Charles Brown is a fascinating figure in American music. He’s great, first of all. Absolutely great. He’s legendary in the blues and traditional R&B worlds, but most people now probably don’t know him by name. He was a singer, pianist, and songwriter. The easiest way to describe Brown’s sound is he is where Ray Charles and Chuck Berry overlap. Both were big fans and Brown heavily influenced their music.
Aside from his general greatness, Charles Brown has another distinguishing feature. His biggest hits were Christmas songs. “Please Come Home for Christmas” and “Merry Christmas, Baby” are both his. “Christmas in Heaven” is another one. They have been covered by dozens of artists. Even if you don’t know Charles Brown, you’ve probably heard the Eagles, Otis Redding, Bruce Springsteen, Elvis, and many others do versions. His Christmas songs were so popular that he used to play them in concert at any time of year. “Merry Christmas, Baby” featured in his sets the same way “The Thrill Is Gone” featured in B.B. King’s.
I’m a little bit torn about this. On the one hand, it makes me happy that Brown was successful, and people are still listening to his music. On the other hand, I sometimes feel like the success of the Christmas songs overshadowed just how good he was. It’s not fair, but we tend to categorize holiday music as its own thing, like it doesn’t count the rest of the year.

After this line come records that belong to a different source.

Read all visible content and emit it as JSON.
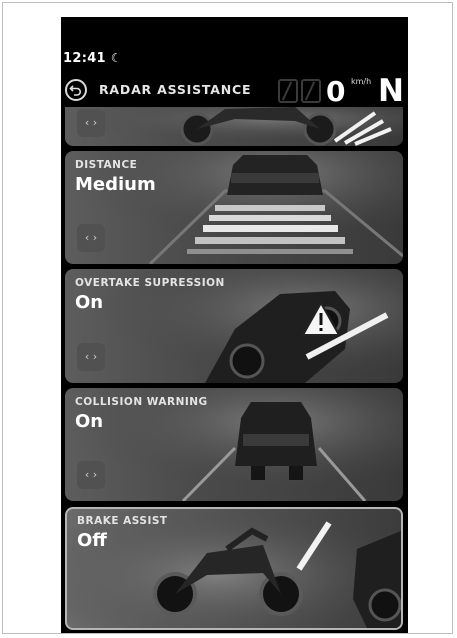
{
  "status_bar": {
    "time": "12:41",
    "moon_icon": "☾"
  },
  "header": {
    "title": "RADAR ASSISTANCE",
    "speed": "0",
    "unit": "km/h",
    "gear": "N"
  },
  "cards": [
    {
      "label": "",
      "value": "",
      "arrows": "‹ ›"
    },
    {
      "label": "DISTANCE",
      "value": "Medium",
      "arrows": "‹ ›"
    },
    {
      "label": "OVERTAKE SUPRESSION",
      "value": "On",
      "arrows": "‹ ›"
    },
    {
      "label": "COLLISION WARNING",
      "value": "On",
      "arrows": "‹ ›"
    },
    {
      "label": "BRAKE ASSIST",
      "value": "Off"
    }
  ]
}
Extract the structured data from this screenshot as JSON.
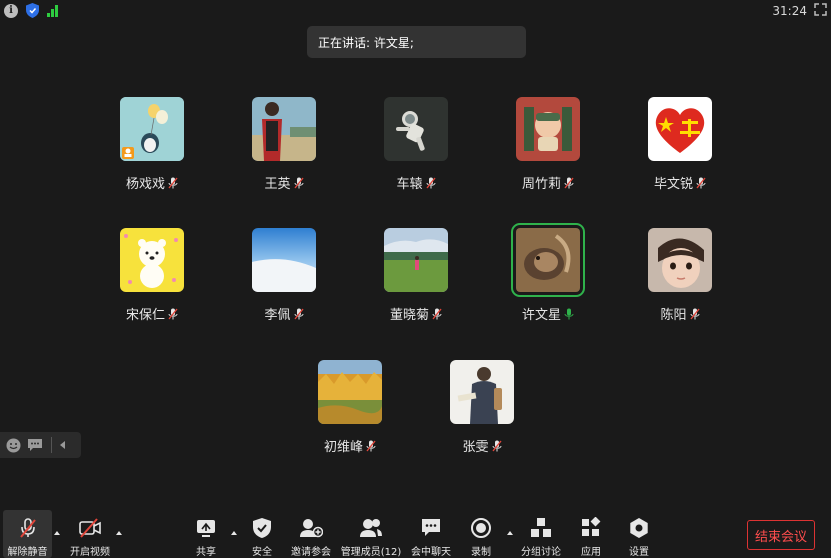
{
  "status_bar": {
    "info_icon": "info-icon",
    "shield_icon": "shield-icon",
    "signal_icon": "signal-icon",
    "timer": "31:24",
    "fullscreen_icon": "fullscreen-icon",
    "accent_green": "#2ecc40",
    "accent_blue": "#2d6fe6"
  },
  "speaker_banner": {
    "text": "正在讲话: 许文星;"
  },
  "participants": [
    {
      "name": "杨戏戏",
      "avatar": "balloon-penguin",
      "speaking": false
    },
    {
      "name": "王英",
      "avatar": "portrait-red-scarf",
      "speaking": false
    },
    {
      "name": "车辕",
      "avatar": "astronaut",
      "speaking": false
    },
    {
      "name": "周竹莉",
      "avatar": "cartoon-character",
      "speaking": false
    },
    {
      "name": "毕文锐",
      "avatar": "heart-flag",
      "speaking": false
    },
    {
      "name": "宋保仁",
      "avatar": "polar-bear",
      "speaking": false
    },
    {
      "name": "李佩",
      "avatar": "sky-snow",
      "speaking": false
    },
    {
      "name": "董晓菊",
      "avatar": "field-landscape",
      "speaking": false
    },
    {
      "name": "许文星",
      "avatar": "bird-close-up",
      "speaking": true
    },
    {
      "name": "陈阳",
      "avatar": "child-portrait",
      "speaking": false
    },
    {
      "name": "初维峰",
      "avatar": "autumn-trees",
      "speaking": false
    },
    {
      "name": "张雯",
      "avatar": "reading-person",
      "speaking": false
    }
  ],
  "side_tools": {
    "emoji_icon": "emoji-icon",
    "chat_icon": "chat-bubble-icon",
    "collapse_icon": "collapse-left-icon"
  },
  "toolbar": {
    "unmute": "解除静音",
    "start_video": "开启视频",
    "share": "共享",
    "security": "安全",
    "invite": "邀请参会",
    "manage_members": "管理成员(12)",
    "chat": "会中聊天",
    "record": "录制",
    "breakout": "分组讨论",
    "apps": "应用",
    "settings": "设置",
    "end_meeting": "结束会议",
    "end_color": "#ff4d4d"
  }
}
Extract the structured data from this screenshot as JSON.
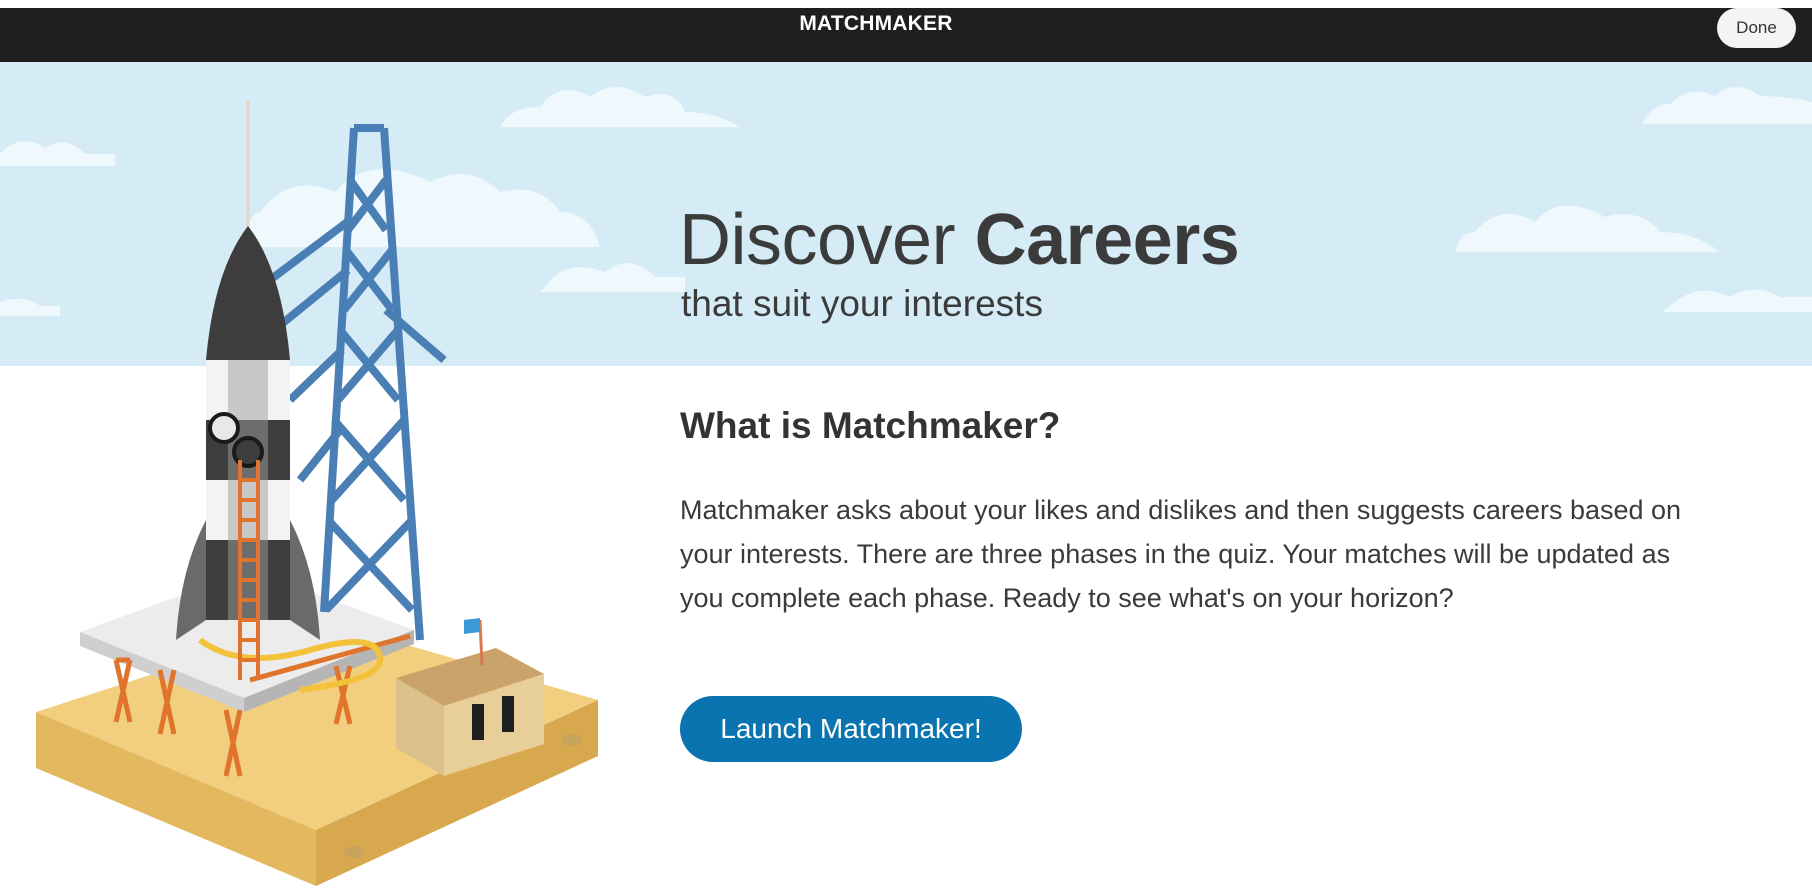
{
  "navbar": {
    "brand": "MATCHMAKER",
    "done_label": "Done"
  },
  "hero": {
    "title_light": "Discover",
    "title_bold": "Careers",
    "subtitle": "that suit your interests"
  },
  "intro": {
    "heading": "What is Matchmaker?",
    "description": "Matchmaker asks about your likes and dislikes and then suggests careers based on your interests. There are three phases in the quiz. Your matches will be updated as you complete each phase. Ready to see what's on your horizon?",
    "launch_label": "Launch Matchmaker!"
  },
  "colors": {
    "navbar": "#1f1f1f",
    "sky": "#d5ecf7",
    "accent": "#0a74b0",
    "tower": "#4a7fb5",
    "sand": "#f2cf7e"
  },
  "illustration": {
    "name": "rocket-launch-pad-illustration"
  }
}
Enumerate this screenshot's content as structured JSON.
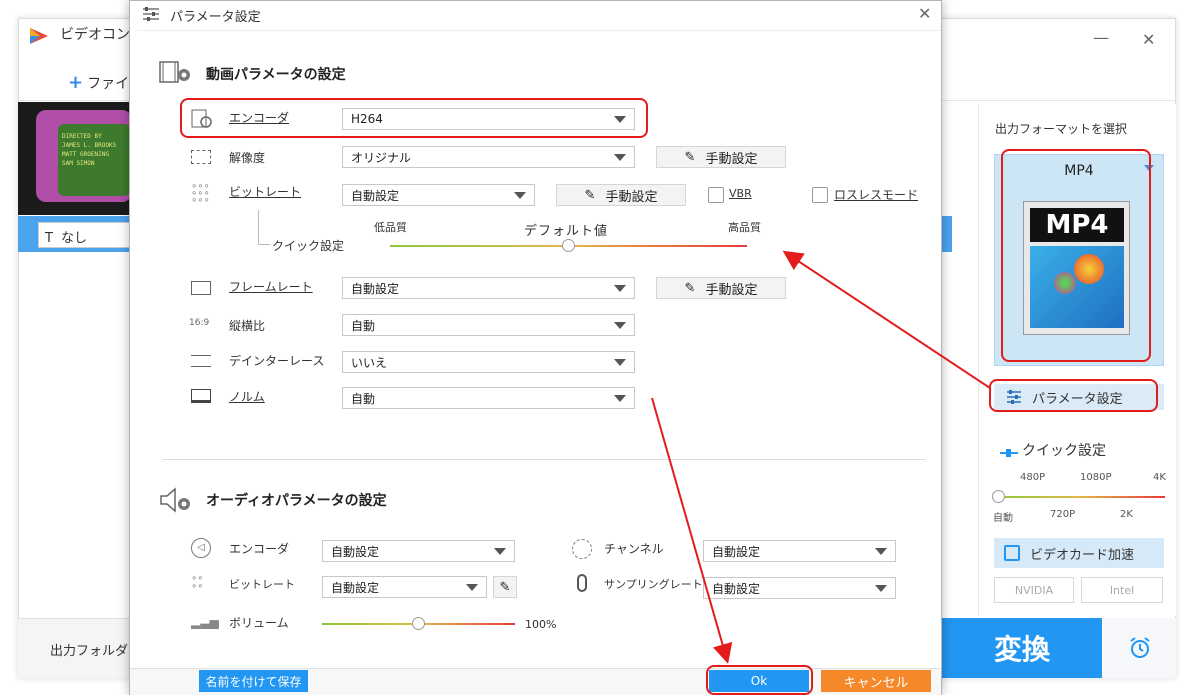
{
  "main_window": {
    "title": "ビデオコン",
    "add_file": "ファイ",
    "subtitle_value": "なし",
    "output_folder_label": "出力フォルダ：",
    "convert_label": "変換",
    "thumb_lines": [
      "DIRECTED BY",
      "JAMES L. BROOKS",
      "MATT GROENING",
      "SAM SIMON"
    ]
  },
  "right_panel": {
    "format_label": "出力フォーマットを選択",
    "format_name": "MP4",
    "format_thumb_text": "MP4",
    "param_button": "パラメータ設定",
    "quick_label": "クイック設定",
    "quick_top_ticks": [
      "480P",
      "1080P",
      "4K"
    ],
    "quick_bottom_ticks": [
      "自動",
      "720P",
      "2K"
    ],
    "gpu_label": "ビデオカード加速",
    "vendors": [
      "NVIDIA",
      "Intel"
    ]
  },
  "dialog": {
    "title": "パラメータ設定",
    "video_section": "動画パラメータの設定",
    "audio_section": "オーディオパラメータの設定",
    "video_rows": {
      "encoder": {
        "label": "エンコーダ",
        "value": "H264"
      },
      "resolution": {
        "label": "解像度",
        "value": "オリジナル",
        "manual": "手動設定"
      },
      "bitrate": {
        "label": "ビットレート",
        "value": "自動設定",
        "manual": "手動設定",
        "vbr": "VBR",
        "lossless": "ロスレスモード"
      },
      "quick": {
        "label": "クイック設定",
        "low": "低品質",
        "default": "デフォルト値",
        "high": "高品質"
      },
      "framerate": {
        "label": "フレームレート",
        "value": "自動設定",
        "manual": "手動設定"
      },
      "aspect": {
        "label": "縦横比",
        "value": "自動",
        "icon_text": "16:9"
      },
      "deinterlace": {
        "label": "デインターレース",
        "value": "いいえ"
      },
      "norm": {
        "label": "ノルム",
        "value": "自動"
      }
    },
    "audio_rows": {
      "encoder": {
        "label": "エンコーダ",
        "value": "自動設定"
      },
      "bitrate": {
        "label": "ビットレート",
        "value": "自動設定"
      },
      "volume": {
        "label": "ボリューム",
        "value": "100%"
      },
      "channel": {
        "label": "チャンネル",
        "value": "自動設定"
      },
      "samplerate": {
        "label": "サンプリングレート",
        "value": "自動設定"
      }
    },
    "save_as": "名前を付けて保存",
    "ok": "Ok",
    "cancel": "キャンセル"
  },
  "colors": {
    "accent_blue": "#2196f3",
    "cancel_orange": "#f5892a",
    "annotation_red": "#e31b1b"
  }
}
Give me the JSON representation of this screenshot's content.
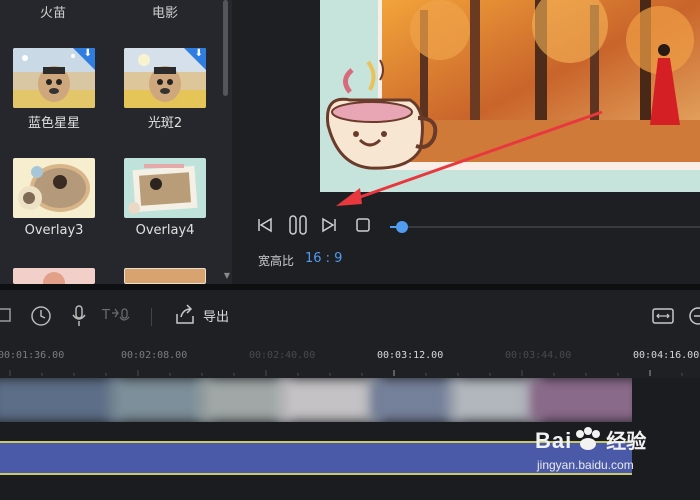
{
  "library": {
    "tabs": [
      "火苗",
      "电影"
    ],
    "items": [
      {
        "label": "蓝色星星",
        "downloadable": true
      },
      {
        "label": "光斑2",
        "downloadable": true
      },
      {
        "label": "Overlay3",
        "downloadable": false
      },
      {
        "label": "Overlay4",
        "downloadable": false
      }
    ],
    "download_icon": "download-arrow-icon"
  },
  "preview": {
    "aspect_label": "宽高比",
    "aspect_value": "16 : 9",
    "progress_fraction": 0.04,
    "accent_color": "#4f9cf0"
  },
  "toolbar": {
    "export_label": "导出",
    "icons": [
      "crop-icon",
      "clock-icon",
      "microphone-icon",
      "text-to-speech-icon",
      "export-icon",
      "fit-width-icon",
      "zoom-out-icon"
    ]
  },
  "timeline": {
    "ticks": [
      {
        "label": "00:01:36.00",
        "bright": false
      },
      {
        "label": "00:02:08.00",
        "bright": false
      },
      {
        "label": "00:02:40.00",
        "bright": false
      },
      {
        "label": "00:03:12.00",
        "bright": true
      },
      {
        "label": "00:03:44.00",
        "bright": false
      },
      {
        "label": "00:04:16.00",
        "bright": true
      }
    ]
  },
  "watermark": {
    "brand": "Bai",
    "brand_tail": "经验",
    "url": "jingyan.baidu.com"
  }
}
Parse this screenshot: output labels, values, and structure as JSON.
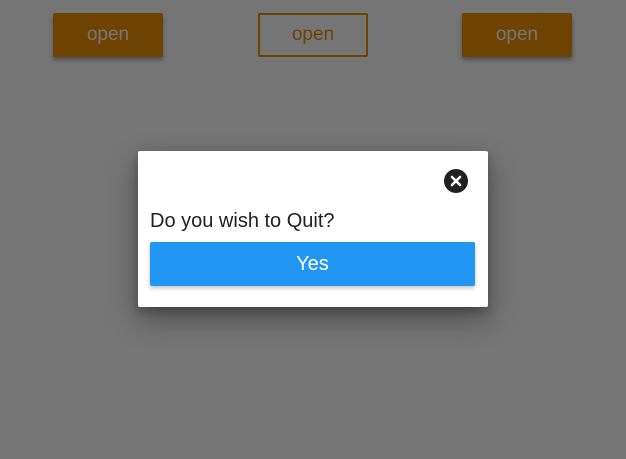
{
  "colors": {
    "accent_orange": "#f09000",
    "primary_blue": "#2196f3",
    "overlay": "#000000"
  },
  "buttons": {
    "open_left_label": "open",
    "open_middle_label": "open",
    "open_right_label": "open"
  },
  "dialog": {
    "message": "Do you wish to Quit?",
    "confirm_label": "Yes",
    "close_icon": "close-circle-icon"
  }
}
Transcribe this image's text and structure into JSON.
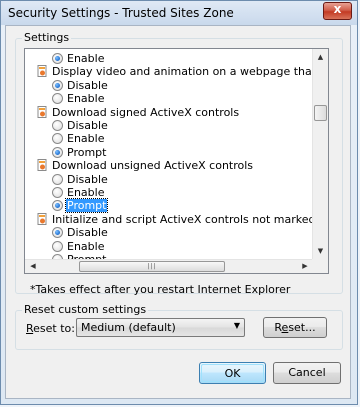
{
  "window": {
    "title": "Security Settings - Trusted Sites Zone",
    "close_glyph": "x"
  },
  "settings_group": {
    "label": "Settings"
  },
  "list": {
    "rows": [
      {
        "kind": "option",
        "label": "Enable",
        "checked": true
      },
      {
        "kind": "heading",
        "label": "Display video and animation on a webpage that does not use"
      },
      {
        "kind": "option",
        "label": "Disable",
        "checked": true
      },
      {
        "kind": "option",
        "label": "Enable",
        "checked": false
      },
      {
        "kind": "heading",
        "label": "Download signed ActiveX controls"
      },
      {
        "kind": "option",
        "label": "Disable",
        "checked": false
      },
      {
        "kind": "option",
        "label": "Enable",
        "checked": false
      },
      {
        "kind": "option",
        "label": "Prompt",
        "checked": true
      },
      {
        "kind": "heading",
        "label": "Download unsigned ActiveX controls"
      },
      {
        "kind": "option",
        "label": "Disable",
        "checked": false
      },
      {
        "kind": "option",
        "label": "Enable",
        "checked": false
      },
      {
        "kind": "option",
        "label": "Prompt",
        "checked": true,
        "focused": true
      },
      {
        "kind": "heading",
        "label": "Initialize and script ActiveX controls not marked as safe for sc"
      },
      {
        "kind": "option",
        "label": "Disable",
        "checked": true
      },
      {
        "kind": "option",
        "label": "Enable",
        "checked": false
      },
      {
        "kind": "option",
        "label": "Prompt",
        "checked": false
      }
    ]
  },
  "note": "*Takes effect after you restart Internet Explorer",
  "reset_group": {
    "label": "Reset custom settings",
    "reset_to_label": "Reset to:",
    "dropdown_value": "Medium (default)",
    "reset_button": "Reset..."
  },
  "buttons": {
    "ok": "OK",
    "cancel": "Cancel"
  },
  "colors": {
    "selection": "#3399ff",
    "radio_dot": "#1f6fd0",
    "close_button": "#c33a24"
  }
}
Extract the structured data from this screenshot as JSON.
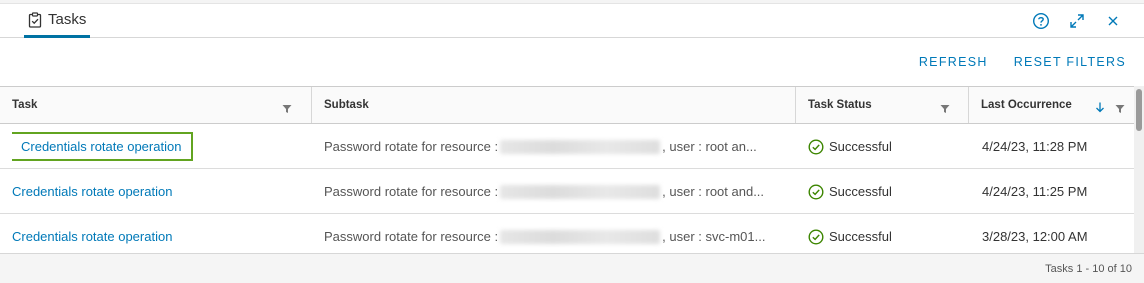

Rolling Stone magazine used to have a “Talent Deserving Wider Recognition” feature. (Maybe they still do, it’s been decades since I’ve looked at Rolling Stone.) They focused on up-and-comers rather than artist that started in the 1940s. But Charles Brown certainly deserves more recognition. If you hear one or two of his Christmas songs in December, I hope it will spark your interest enough to check out the rest of his catalogue. You won’t be sorry.